Since 2011 Micron Senior Research Fellow / Principle Investigator at the Department of Biochemistry, University of Oxford
The central theme of my research is to understand the three-dimensional (3D) organisation of chromatin and its impact on the regulation of genome activity, using advanced optical imaging methods. As postdoctoral researcher and then co-investigator I pioneered the biological application of super-resolution 3D structured illumination microscopy (3D-SIM), and led the development of live cell imaging methods to interrogate various aspects of (epi)genome biology (e.g. chromosome dynamics, DNA methylation regulation). Since becoming Micron Senior Research Fellow and Principle Investigator at the Oxford University in 2011, my team and I have extended 3D super-resolution imaging to increase throughput, study living cells and combine it with photo-kinetic manipulation. Our contributions were essential in collaborative projects to study double-strand break repair in E.coli, to investigate the spatio-temporal events that lead to the assembly of mitotic centrosomes in Drosophila, and to unveil spatial relationships of factors involved in mammalian X-chromosome inactivation. We also developed computational analysis tools for standardised quality control as well as improved fluorescence in situ hybridisation protocols for 3D-SIM. The main focus of our research has recently shifted towards understanding the contribution of functional chromatin landscapes and topological domain organisation in regulating genome activity. Specifically, we aim to gain a better understanding of the interplay between biophysical forces, epigenetic memory and cohesin complex activity to modulate cell type/stage specific transcriptional programmes. To this end we employ a combination of genetic editing with innovative live-cell and correlative super-resolution imaging and analysis approaches. Our activities are supported by our embedding into the Micron Advanced Bioimaging Unit and our strong links to leading chromatin and epigenetic research groups within the Department and across Oxford.

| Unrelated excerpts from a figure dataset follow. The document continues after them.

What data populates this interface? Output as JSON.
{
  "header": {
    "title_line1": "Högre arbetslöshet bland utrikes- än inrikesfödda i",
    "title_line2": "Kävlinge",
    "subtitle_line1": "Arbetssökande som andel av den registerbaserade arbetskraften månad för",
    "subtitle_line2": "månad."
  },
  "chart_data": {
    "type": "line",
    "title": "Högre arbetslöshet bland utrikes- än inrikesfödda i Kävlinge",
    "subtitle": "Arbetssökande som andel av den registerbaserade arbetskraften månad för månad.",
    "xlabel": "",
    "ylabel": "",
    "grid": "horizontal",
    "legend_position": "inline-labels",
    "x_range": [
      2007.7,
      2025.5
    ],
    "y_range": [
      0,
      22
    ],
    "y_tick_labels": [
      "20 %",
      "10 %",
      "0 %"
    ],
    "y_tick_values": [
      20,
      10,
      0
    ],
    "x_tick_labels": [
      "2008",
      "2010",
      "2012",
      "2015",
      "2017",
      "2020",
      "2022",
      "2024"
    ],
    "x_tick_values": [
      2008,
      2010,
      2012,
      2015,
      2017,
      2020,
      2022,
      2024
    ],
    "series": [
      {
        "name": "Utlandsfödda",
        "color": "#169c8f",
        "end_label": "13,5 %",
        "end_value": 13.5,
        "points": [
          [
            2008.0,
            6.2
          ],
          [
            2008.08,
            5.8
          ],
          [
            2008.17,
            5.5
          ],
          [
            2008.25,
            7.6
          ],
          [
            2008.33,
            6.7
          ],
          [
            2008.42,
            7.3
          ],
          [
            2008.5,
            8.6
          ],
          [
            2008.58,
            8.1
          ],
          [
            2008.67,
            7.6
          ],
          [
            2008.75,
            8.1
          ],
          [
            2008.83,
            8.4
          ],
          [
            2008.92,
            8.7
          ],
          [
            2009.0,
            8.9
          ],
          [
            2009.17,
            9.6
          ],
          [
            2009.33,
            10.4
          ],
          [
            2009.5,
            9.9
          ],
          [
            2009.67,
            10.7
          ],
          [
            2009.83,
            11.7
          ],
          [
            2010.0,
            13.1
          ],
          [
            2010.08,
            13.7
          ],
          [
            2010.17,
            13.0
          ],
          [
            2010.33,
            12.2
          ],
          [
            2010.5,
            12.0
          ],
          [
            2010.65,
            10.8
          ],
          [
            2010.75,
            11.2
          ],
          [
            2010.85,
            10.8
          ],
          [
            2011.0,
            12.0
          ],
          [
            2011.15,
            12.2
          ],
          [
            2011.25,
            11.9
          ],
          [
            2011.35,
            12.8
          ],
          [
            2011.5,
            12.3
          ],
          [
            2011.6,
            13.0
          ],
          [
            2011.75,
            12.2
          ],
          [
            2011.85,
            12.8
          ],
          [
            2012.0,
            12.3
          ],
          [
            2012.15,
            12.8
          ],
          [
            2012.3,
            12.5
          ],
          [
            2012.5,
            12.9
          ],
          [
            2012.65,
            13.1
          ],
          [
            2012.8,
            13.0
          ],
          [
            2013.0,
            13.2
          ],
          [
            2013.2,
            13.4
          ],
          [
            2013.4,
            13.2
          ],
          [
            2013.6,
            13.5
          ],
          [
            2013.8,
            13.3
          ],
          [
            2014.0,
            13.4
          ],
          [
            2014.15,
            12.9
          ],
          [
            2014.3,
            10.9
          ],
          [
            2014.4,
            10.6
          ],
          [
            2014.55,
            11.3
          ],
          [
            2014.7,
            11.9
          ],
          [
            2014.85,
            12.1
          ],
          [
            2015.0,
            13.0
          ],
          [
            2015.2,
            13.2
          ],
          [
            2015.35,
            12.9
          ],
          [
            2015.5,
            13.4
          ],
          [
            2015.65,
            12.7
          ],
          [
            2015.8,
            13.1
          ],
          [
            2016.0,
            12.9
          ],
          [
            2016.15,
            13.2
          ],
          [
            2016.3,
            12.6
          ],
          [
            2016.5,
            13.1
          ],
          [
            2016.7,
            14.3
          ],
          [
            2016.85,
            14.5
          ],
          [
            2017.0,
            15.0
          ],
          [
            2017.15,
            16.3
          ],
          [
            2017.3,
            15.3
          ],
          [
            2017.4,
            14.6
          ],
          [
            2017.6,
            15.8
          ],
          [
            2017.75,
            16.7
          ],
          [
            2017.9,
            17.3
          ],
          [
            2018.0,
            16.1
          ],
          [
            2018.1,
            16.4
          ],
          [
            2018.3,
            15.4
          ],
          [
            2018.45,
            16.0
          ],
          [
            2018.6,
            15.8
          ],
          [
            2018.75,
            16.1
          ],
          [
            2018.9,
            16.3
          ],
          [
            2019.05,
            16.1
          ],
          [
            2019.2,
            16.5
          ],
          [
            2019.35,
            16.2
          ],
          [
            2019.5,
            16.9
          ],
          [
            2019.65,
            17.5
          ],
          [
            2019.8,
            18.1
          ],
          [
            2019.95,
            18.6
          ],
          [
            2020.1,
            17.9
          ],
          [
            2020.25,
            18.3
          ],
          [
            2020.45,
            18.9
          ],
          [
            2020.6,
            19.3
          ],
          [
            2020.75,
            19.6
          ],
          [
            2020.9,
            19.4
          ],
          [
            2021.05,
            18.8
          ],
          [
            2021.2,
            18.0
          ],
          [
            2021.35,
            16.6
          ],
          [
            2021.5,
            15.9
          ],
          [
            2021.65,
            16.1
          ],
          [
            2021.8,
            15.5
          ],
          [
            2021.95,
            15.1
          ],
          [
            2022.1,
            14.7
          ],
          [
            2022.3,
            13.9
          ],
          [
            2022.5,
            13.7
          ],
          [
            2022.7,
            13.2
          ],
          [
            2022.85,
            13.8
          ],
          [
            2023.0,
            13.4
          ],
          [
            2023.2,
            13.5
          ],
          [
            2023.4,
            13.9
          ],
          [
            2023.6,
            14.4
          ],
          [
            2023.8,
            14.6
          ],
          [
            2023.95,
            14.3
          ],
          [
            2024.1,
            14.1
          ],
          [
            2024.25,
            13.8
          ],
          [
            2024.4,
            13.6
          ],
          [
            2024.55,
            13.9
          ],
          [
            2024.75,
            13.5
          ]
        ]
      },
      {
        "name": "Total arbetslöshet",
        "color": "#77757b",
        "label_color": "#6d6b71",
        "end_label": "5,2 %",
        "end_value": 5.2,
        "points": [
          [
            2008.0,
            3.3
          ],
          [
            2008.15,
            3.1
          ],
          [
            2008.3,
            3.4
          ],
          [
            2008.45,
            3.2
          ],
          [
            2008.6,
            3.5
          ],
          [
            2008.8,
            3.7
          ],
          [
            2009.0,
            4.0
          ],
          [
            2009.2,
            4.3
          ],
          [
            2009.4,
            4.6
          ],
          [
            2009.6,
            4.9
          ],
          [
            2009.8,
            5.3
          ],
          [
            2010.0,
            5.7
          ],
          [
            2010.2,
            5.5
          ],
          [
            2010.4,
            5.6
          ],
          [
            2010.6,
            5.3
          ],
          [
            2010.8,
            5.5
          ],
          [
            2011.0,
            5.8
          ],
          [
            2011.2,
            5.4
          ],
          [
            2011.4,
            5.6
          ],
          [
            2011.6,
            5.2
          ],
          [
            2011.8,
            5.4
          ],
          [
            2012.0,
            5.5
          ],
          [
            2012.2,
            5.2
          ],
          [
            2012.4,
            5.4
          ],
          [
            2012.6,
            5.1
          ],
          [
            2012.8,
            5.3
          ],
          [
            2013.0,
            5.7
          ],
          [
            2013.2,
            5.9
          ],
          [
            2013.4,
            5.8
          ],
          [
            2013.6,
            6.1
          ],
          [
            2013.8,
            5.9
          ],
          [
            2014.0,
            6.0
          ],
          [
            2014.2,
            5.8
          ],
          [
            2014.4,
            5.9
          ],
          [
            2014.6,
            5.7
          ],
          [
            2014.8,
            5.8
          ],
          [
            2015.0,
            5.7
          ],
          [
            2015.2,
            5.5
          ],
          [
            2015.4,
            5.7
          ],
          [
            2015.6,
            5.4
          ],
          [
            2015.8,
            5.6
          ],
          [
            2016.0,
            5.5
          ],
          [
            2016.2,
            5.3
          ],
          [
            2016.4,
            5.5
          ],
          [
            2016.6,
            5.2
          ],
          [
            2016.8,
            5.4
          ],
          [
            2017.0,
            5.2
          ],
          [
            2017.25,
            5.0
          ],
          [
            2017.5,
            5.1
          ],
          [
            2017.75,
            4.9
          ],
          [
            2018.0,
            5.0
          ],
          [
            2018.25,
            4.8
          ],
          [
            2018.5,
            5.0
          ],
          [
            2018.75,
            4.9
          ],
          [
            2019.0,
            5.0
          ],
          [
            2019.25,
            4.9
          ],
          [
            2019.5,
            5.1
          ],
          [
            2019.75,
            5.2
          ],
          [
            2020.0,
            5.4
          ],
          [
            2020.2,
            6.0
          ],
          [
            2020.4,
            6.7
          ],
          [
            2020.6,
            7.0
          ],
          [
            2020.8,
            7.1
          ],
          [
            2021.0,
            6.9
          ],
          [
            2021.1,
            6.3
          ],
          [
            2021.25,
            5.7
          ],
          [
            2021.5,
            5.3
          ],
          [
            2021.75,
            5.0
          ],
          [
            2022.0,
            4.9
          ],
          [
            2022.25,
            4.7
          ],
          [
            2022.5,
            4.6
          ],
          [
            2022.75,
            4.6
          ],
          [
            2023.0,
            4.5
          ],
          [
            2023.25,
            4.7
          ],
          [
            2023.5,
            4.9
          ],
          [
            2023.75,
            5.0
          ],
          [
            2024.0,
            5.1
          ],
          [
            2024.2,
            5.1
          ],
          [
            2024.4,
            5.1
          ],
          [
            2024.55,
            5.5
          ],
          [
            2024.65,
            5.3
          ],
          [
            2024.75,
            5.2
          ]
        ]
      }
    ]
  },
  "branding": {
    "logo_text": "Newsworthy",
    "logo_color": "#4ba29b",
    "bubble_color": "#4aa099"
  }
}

Mike Dustin studies the immunological synapse using advanced imaging techniques. See Michael's website for more details. https://www.kennedy.ox.ac.uk/team/michael-dustin
I am a physicist by training with strong interest in the physical functioning of biological systems. My research at the interface of physics, biology, and immunology combines theoretical and experimental concepts to study the impact of a vital cytoskeleton in immunity. Having had a steep transition from theoretical physics to cell bio-immunity, my research aims to join state of art imaging modes and computation analysis methods to address the most challenging biomedical research questions from a bio-physical perspective: We are taking highly interdisciplinary approaches to investigate cytoskeleton-driven cellular processes in immunity and disease.